However, using Kubernetes alone may not solve the purpose of becoming agile. Because it was never meant to be a deployment system. This blog will highlight some of the challenges while using Kubernetes,  and, based on our work with hundreds of organizations,  how to avoid the challenges to unlock the full potential of cloud-native. 

 

Overcome-the-Deployment-Challenges

Challenges in Deployments while Adopting Kubernetes 

Deployment Complexities and Use of Scripts

Deploying an application into Kubernetes is not straightforward as it involves a lot of manual scripts. For instance, an engineer has to create a Kubernetes Deployment manifest in YAML or JSON format(shown below) file and write kubectl commands to deploy an application:

nginx deployment

nginx deployment

While this may look easy for (some experts) in a single deployment, it becomes an arduous task when the aim is to perform multiple deployments into dev/QA/Prod per day.

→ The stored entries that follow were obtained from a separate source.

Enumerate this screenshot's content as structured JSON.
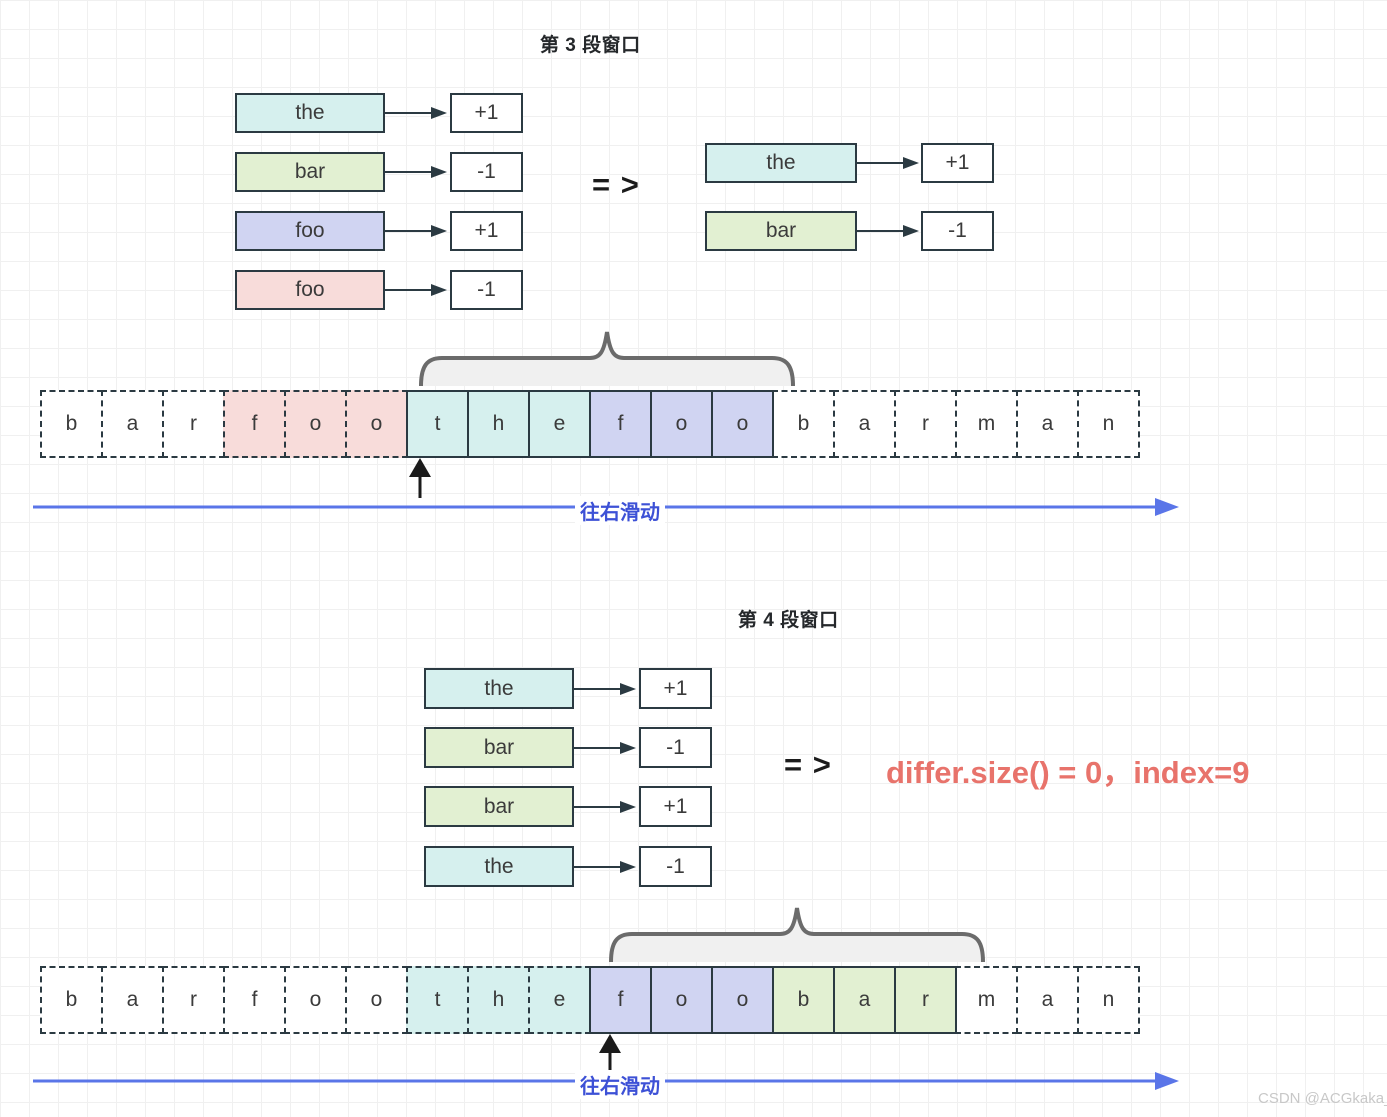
{
  "watermark": "CSDN @ACGkaka_",
  "sections": [
    {
      "title": "第 3 段窗口",
      "arrow_symbol": "= >",
      "left_pairs": [
        {
          "word": "the",
          "color": "cyan",
          "value": "+1"
        },
        {
          "word": "bar",
          "color": "green",
          "value": "-1"
        },
        {
          "word": "foo",
          "color": "purple",
          "value": "+1"
        },
        {
          "word": "foo",
          "color": "pink",
          "value": "-1"
        }
      ],
      "right_pairs": [
        {
          "word": "the",
          "color": "cyan",
          "value": "+1"
        },
        {
          "word": "bar",
          "color": "green",
          "value": "-1"
        }
      ],
      "strip": [
        {
          "ch": "b",
          "color": "white",
          "border": "dashed"
        },
        {
          "ch": "a",
          "color": "white",
          "border": "dashed"
        },
        {
          "ch": "r",
          "color": "white",
          "border": "dashed"
        },
        {
          "ch": "f",
          "color": "pink",
          "border": "dashed"
        },
        {
          "ch": "o",
          "color": "pink",
          "border": "dashed"
        },
        {
          "ch": "o",
          "color": "pink",
          "border": "dashed"
        },
        {
          "ch": "t",
          "color": "cyan",
          "border": "solid"
        },
        {
          "ch": "h",
          "color": "cyan",
          "border": "solid"
        },
        {
          "ch": "e",
          "color": "cyan",
          "border": "solid"
        },
        {
          "ch": "f",
          "color": "purple",
          "border": "solid"
        },
        {
          "ch": "o",
          "color": "purple",
          "border": "solid"
        },
        {
          "ch": "o",
          "color": "purple",
          "border": "solid"
        },
        {
          "ch": "b",
          "color": "white",
          "border": "dashed"
        },
        {
          "ch": "a",
          "color": "white",
          "border": "dashed"
        },
        {
          "ch": "r",
          "color": "white",
          "border": "dashed"
        },
        {
          "ch": "m",
          "color": "white",
          "border": "dashed"
        },
        {
          "ch": "a",
          "color": "white",
          "border": "dashed"
        },
        {
          "ch": "n",
          "color": "white",
          "border": "dashed"
        }
      ],
      "slide_label": "往右滑动"
    },
    {
      "title": "第 4 段窗口",
      "arrow_symbol": "= >",
      "left_pairs": [
        {
          "word": "the",
          "color": "cyan",
          "value": "+1"
        },
        {
          "word": "bar",
          "color": "green",
          "value": "-1"
        },
        {
          "word": "bar",
          "color": "green",
          "value": "+1"
        },
        {
          "word": "the",
          "color": "cyan",
          "value": "-1"
        }
      ],
      "result": "differ.size() = 0，index=9",
      "strip": [
        {
          "ch": "b",
          "color": "white",
          "border": "dashed"
        },
        {
          "ch": "a",
          "color": "white",
          "border": "dashed"
        },
        {
          "ch": "r",
          "color": "white",
          "border": "dashed"
        },
        {
          "ch": "f",
          "color": "white",
          "border": "dashed"
        },
        {
          "ch": "o",
          "color": "white",
          "border": "dashed"
        },
        {
          "ch": "o",
          "color": "white",
          "border": "dashed"
        },
        {
          "ch": "t",
          "color": "cyan",
          "border": "dashed"
        },
        {
          "ch": "h",
          "color": "cyan",
          "border": "dashed"
        },
        {
          "ch": "e",
          "color": "cyan",
          "border": "dashed"
        },
        {
          "ch": "f",
          "color": "purple",
          "border": "solid"
        },
        {
          "ch": "o",
          "color": "purple",
          "border": "solid"
        },
        {
          "ch": "o",
          "color": "purple",
          "border": "solid"
        },
        {
          "ch": "b",
          "color": "green",
          "border": "solid"
        },
        {
          "ch": "a",
          "color": "green",
          "border": "solid"
        },
        {
          "ch": "r",
          "color": "green",
          "border": "solid"
        },
        {
          "ch": "m",
          "color": "white",
          "border": "dashed"
        },
        {
          "ch": "a",
          "color": "white",
          "border": "dashed"
        },
        {
          "ch": "n",
          "color": "white",
          "border": "dashed"
        }
      ],
      "slide_label": "往右滑动"
    }
  ],
  "colors": {
    "cyan": "#d6f0ee",
    "green": "#e2f0d2",
    "purple": "#d0d4f2",
    "pink": "#f8dcda",
    "result_red": "#e8736b",
    "slide_blue": "#5a75e8",
    "slide_text": "#3d51d6",
    "box_border": "#2b3a42",
    "brace_gray": "#6b6b6b"
  }
}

It also requires substantial familiarity with Kubernetes, which not all members of the team will have. More often than not, organizations end up using scripts and kubectl commands that slow deployment. 

A recent survey of 1500 respondents by CNCF reports that complexity and cultural change with respect to using and deploying containers remain top challenges for Kubernetes adoption.

CNCF survey on challenges w.r.t. using and deploying containers

CNCF Survey on challenges w.r.t. using and deploying containers

Overdependent on experts and burnouts

Lack of knowledge and expertise on Kubernetes makes developers and application teams heavily dependent on the DevOps team (also referred to as the release team) to continuously help them create K8S objects such as Deployments, Replicasets, StatefulSets, and DaemonSets. The process of follow-up, collaboration with various groups to get the changes deployed takes away a lot of time from all stakeholders. Furthermore, with shorter deadlines and immense pressure to meet business objectives, the team has to spend long hours to deploy their changes. 

As per a report by D2IQ  almost all organizations (96%) face challenges and complexities during initial deployments of containerized applications ( called Day 2 Operations in DevOps language), and cite Kubernetes as a source of pain. The report also shares, “51% of developers and architects say building cloud-native applications makes them want to find a new job”. 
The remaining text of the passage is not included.